Does the validator send my data anywhere?+
The validator runs entirely in your browser. Your pasted markup never leaves your device — there's no network request, no server, no logging. This is safe to use for schemas that reference unreleased products, confidential business data, or staging content. We also expose a /api/validate HTTP endpoint for programmatic use in CI pipelines, but the in-browser tool on this page is pure client-side. Open DevTools Network tab if you want to confirm for yourself.
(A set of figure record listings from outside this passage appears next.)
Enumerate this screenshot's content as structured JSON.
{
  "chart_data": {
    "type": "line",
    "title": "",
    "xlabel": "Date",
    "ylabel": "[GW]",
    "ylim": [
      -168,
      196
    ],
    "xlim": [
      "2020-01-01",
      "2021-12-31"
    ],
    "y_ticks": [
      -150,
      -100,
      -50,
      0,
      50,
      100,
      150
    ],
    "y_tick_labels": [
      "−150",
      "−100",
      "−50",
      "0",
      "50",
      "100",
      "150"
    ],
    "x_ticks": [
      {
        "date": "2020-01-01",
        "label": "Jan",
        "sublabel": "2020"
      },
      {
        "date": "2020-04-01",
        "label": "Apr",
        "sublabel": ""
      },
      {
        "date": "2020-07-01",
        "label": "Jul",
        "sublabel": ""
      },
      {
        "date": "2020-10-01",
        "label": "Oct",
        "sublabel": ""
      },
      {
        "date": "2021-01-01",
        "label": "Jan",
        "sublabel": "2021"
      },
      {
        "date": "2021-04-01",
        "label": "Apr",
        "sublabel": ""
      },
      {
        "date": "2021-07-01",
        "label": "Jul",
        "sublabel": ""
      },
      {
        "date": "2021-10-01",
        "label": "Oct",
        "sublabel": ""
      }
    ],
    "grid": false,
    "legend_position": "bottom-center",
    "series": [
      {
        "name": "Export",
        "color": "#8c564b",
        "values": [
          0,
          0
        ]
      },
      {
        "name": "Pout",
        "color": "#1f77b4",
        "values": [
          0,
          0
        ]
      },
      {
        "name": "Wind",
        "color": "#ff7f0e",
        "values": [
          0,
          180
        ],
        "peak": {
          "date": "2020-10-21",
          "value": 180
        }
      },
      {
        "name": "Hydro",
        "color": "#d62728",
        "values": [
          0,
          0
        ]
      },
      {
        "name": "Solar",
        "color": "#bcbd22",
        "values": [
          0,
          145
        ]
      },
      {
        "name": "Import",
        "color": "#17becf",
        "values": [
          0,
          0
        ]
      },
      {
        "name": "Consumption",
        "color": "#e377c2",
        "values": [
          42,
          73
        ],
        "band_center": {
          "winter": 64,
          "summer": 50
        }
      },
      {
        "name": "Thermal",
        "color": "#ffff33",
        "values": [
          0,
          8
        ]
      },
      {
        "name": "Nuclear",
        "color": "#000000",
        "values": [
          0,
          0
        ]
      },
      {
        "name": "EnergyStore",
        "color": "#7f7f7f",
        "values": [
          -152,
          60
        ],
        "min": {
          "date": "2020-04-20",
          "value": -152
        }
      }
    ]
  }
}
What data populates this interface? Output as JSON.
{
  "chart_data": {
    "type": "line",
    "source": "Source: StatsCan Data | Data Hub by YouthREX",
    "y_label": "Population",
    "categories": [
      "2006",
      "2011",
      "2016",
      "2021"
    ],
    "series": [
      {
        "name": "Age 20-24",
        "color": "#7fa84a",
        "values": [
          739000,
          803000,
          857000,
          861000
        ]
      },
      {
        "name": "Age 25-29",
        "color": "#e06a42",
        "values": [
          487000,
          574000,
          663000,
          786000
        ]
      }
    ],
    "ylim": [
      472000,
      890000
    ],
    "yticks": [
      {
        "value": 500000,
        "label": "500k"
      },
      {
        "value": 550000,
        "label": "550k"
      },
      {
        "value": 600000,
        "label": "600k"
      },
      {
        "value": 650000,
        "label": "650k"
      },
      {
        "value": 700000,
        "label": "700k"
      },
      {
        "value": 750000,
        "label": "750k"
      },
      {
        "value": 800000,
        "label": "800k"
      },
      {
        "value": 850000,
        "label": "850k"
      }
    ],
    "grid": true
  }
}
What if my schema has multiple entities in a @graph?+
The validator handles @graph transparently. It flattens the graph into individual entities and validates each one against its own type rules. You'll see errors grouped by entity path — $[0], $[1], $[2] — so you can tell which entity each issue belongs to. This is the correct pattern for modern schema markup: a single script tag containing an @graph array with WebSite, WebPage, Organization, BreadcrumbList, and a primary entity (Article, Product, etc.) all cross-referencing each other via @id. Our validator's path-prefixed errors make multi-entity debugging straightforward.
Can I automate validation in CI?+
Yes. The validator is a plain Node-compatible function (lib/validation/validator.ts), and the /api/validate route wraps it in a standard HTTP POST endpoint accepting {schema: string} and returning {valid, errors, warnings, detectedTypes}. You can call the route from your CI pipeline, or import the function directly into a test script. A common pattern: a CI step that fetches a sample of key URLs, extracts their JSON-LD, and pipes each one through validateSchema() — failing the build if any return errors. This catches regressions before they hit production, which matters because stale schema is a silent killer of AI visibility.